からと言われている。ところがやがて、おそらく木材の欠乏あたりが理由で、木の柱を石の柱に移し替える

ようになる。

それが何時のことかはっきりしないし、木造から石造への移行状態を示す遺構も残ってはいない。

あとは空想をたくましゅうするしかないが、おそらく当時の建築界にとって一大事だったに違いない。

木から石に変わるということは、いくら形を似せても印象はまるで違ってしまうし、大工が廃業になり

石工が天下を取る。伊勢神宮の檜の柱をコンクリート化するようなものだ。

そんなエセ神殿はいやだ。と言い張るギリシャの大工棟梁はどうやって諦めるにいたったのか。

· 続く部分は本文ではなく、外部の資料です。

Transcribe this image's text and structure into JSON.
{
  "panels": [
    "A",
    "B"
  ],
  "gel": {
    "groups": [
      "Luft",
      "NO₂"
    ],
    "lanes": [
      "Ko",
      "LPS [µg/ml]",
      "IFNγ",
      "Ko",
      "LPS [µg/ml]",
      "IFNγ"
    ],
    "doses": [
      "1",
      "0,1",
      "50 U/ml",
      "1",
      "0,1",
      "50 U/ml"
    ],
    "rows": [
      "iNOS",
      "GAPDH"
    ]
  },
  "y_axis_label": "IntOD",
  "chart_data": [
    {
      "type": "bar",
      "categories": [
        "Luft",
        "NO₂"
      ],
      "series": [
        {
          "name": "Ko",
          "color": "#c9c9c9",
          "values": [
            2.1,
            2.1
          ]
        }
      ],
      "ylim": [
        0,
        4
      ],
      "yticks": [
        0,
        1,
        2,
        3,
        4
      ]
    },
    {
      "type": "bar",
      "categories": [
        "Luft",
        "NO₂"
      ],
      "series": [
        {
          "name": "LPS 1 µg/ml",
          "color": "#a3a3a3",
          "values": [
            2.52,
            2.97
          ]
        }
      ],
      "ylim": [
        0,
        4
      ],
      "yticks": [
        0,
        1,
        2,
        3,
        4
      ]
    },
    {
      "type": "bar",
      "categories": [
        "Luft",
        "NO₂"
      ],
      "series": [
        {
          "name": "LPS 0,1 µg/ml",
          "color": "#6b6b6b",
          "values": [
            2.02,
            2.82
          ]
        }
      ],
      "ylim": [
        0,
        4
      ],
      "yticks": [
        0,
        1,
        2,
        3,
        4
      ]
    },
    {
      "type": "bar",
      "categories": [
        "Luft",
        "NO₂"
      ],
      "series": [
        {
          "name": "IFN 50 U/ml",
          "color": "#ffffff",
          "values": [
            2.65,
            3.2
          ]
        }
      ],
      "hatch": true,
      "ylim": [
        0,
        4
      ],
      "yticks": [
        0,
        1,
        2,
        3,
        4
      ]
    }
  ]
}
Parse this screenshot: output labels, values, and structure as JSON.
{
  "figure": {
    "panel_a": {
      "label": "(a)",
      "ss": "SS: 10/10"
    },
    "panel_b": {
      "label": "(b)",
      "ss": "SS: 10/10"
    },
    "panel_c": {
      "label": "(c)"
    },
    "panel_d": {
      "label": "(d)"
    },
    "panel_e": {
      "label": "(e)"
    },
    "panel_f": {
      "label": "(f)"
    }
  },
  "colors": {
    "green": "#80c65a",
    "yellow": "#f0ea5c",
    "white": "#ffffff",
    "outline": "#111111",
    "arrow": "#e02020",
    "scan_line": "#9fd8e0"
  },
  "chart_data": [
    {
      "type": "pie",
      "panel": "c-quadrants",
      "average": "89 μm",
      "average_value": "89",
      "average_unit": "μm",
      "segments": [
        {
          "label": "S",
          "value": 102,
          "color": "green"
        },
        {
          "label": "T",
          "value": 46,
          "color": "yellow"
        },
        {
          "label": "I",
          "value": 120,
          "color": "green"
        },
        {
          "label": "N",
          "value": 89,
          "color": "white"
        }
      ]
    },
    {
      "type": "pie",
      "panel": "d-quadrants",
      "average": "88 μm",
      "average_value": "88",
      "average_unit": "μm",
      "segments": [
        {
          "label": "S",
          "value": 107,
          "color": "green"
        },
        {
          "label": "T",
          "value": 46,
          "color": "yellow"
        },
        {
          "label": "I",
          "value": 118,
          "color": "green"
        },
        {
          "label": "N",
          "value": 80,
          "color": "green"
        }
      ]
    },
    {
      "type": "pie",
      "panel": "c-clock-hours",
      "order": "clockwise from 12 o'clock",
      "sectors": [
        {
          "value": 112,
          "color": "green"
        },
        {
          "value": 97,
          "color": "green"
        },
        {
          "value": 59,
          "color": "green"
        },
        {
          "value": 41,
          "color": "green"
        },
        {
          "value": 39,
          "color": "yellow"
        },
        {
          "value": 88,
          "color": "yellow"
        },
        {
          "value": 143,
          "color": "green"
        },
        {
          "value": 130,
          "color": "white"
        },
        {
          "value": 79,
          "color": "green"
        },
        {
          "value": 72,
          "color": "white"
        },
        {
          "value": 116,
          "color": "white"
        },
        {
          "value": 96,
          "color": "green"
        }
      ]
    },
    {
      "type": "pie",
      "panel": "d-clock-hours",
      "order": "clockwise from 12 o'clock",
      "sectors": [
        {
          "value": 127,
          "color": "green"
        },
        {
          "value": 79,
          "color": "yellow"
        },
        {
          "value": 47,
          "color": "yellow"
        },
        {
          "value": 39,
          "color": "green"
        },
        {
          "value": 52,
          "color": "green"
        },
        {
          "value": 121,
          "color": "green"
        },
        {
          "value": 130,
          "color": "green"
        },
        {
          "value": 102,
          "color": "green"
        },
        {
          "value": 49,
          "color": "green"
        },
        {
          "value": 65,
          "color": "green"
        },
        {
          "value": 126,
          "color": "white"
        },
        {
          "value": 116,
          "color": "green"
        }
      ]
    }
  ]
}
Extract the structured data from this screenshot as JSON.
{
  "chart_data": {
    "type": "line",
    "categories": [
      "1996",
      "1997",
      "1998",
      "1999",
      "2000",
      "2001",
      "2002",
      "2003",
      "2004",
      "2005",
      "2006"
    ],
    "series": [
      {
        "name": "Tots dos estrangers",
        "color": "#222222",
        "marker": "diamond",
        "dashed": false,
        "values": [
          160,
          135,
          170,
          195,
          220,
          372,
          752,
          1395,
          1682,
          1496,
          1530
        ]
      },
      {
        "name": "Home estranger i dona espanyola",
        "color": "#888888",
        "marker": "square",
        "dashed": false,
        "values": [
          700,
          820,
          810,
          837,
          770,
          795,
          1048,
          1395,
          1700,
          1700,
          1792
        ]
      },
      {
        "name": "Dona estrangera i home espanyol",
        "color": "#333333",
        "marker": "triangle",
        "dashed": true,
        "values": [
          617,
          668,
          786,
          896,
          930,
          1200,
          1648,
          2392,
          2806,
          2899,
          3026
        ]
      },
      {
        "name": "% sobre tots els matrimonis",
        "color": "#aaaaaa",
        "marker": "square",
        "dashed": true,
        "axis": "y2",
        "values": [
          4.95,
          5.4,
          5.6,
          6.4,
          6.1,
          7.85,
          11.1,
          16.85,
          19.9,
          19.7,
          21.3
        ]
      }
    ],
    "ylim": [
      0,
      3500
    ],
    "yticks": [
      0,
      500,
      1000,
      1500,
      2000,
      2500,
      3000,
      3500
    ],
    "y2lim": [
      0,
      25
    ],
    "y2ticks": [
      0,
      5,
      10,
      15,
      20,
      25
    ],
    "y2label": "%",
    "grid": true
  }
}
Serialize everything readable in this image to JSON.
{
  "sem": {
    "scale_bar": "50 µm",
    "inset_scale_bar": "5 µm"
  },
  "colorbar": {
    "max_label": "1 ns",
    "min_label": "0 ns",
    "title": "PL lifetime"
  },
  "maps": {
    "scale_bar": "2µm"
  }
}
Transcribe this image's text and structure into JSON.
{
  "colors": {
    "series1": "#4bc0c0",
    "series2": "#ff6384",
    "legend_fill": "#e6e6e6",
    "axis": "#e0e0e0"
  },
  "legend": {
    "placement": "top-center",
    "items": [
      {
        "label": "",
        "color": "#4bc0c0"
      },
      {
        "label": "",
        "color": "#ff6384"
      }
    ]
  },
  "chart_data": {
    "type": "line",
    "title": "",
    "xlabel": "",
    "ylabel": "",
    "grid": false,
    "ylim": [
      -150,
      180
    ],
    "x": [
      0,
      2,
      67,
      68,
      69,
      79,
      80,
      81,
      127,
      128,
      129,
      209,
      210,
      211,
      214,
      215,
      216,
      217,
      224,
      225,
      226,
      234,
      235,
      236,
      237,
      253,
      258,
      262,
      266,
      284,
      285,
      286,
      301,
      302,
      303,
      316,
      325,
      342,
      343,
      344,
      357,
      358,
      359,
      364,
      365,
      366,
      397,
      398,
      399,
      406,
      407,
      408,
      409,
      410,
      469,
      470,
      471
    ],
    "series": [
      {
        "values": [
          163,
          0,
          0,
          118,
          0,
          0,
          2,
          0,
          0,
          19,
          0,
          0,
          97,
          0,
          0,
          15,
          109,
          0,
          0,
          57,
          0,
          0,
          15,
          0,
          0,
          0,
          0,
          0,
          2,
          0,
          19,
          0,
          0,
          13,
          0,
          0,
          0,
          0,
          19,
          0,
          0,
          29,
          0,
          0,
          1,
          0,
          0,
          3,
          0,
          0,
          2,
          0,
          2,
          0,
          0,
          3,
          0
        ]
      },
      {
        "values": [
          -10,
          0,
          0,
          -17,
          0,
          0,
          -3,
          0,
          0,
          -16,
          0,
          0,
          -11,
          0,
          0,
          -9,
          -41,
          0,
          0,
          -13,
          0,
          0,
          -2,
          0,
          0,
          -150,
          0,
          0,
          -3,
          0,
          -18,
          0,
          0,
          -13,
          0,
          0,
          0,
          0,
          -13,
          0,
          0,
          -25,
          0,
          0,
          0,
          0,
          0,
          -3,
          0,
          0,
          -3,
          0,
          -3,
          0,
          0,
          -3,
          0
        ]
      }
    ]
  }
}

「根継ぎ」がきっかけだつたんじゃないかと私は空想をたくましゅうしている。

木の柱の弱点は接地部分で、ここがまず腐る。

法隆寺もそうだか、柱の根元が腐るとその部分だけ新材に変える。

この根継ぎと呼ばれるメンテナンス技術は今では日本独特になっているが、大昔のギリシャ神殿で

行われていて、根継きにあたり、入手しやすくて腐らない大理石が嵌め込まれ、木の柱に合うように

模様が刻まれた。一部だけ石だとどうしてもまじめに木の形に似せないといけないから大理石の肌に

ノミで樹皮を刻んだり、それらしく色も塗られたことだろう。当然のようにそのうち擬木の上手な石工が

現れ、「ギリシャの左甚五郎」なんて呼ばれてうれしくなり、最初は腐った所だけ石に変えていたが

丈夫な柱の上の方まで取り替え、梁におよび、軒にいたり、哲人や大工が気づいた時には手遅れで

いつしか全て石造建築になってしまっていたのではないか。

ギリシャ人だって、なし崩しには弱いのだ。

天下無双の建築学入門/藤森照信著/ちくま新書刊

からの抜粋でした。(本書ではまだまだ、この話題が続き法隆寺や正倉院にまで呼びます)

ご興味のある方には、是非お勧めの一冊かも

古い時代に、木造から石造に変化していった(?)ギリシャ神殿。

コンクリート造なのに、木の柱や木のタルキ(?)を使う新国際競技場。

なんか運命のようなものを感じてしまうのは私だけでしょうか・・・。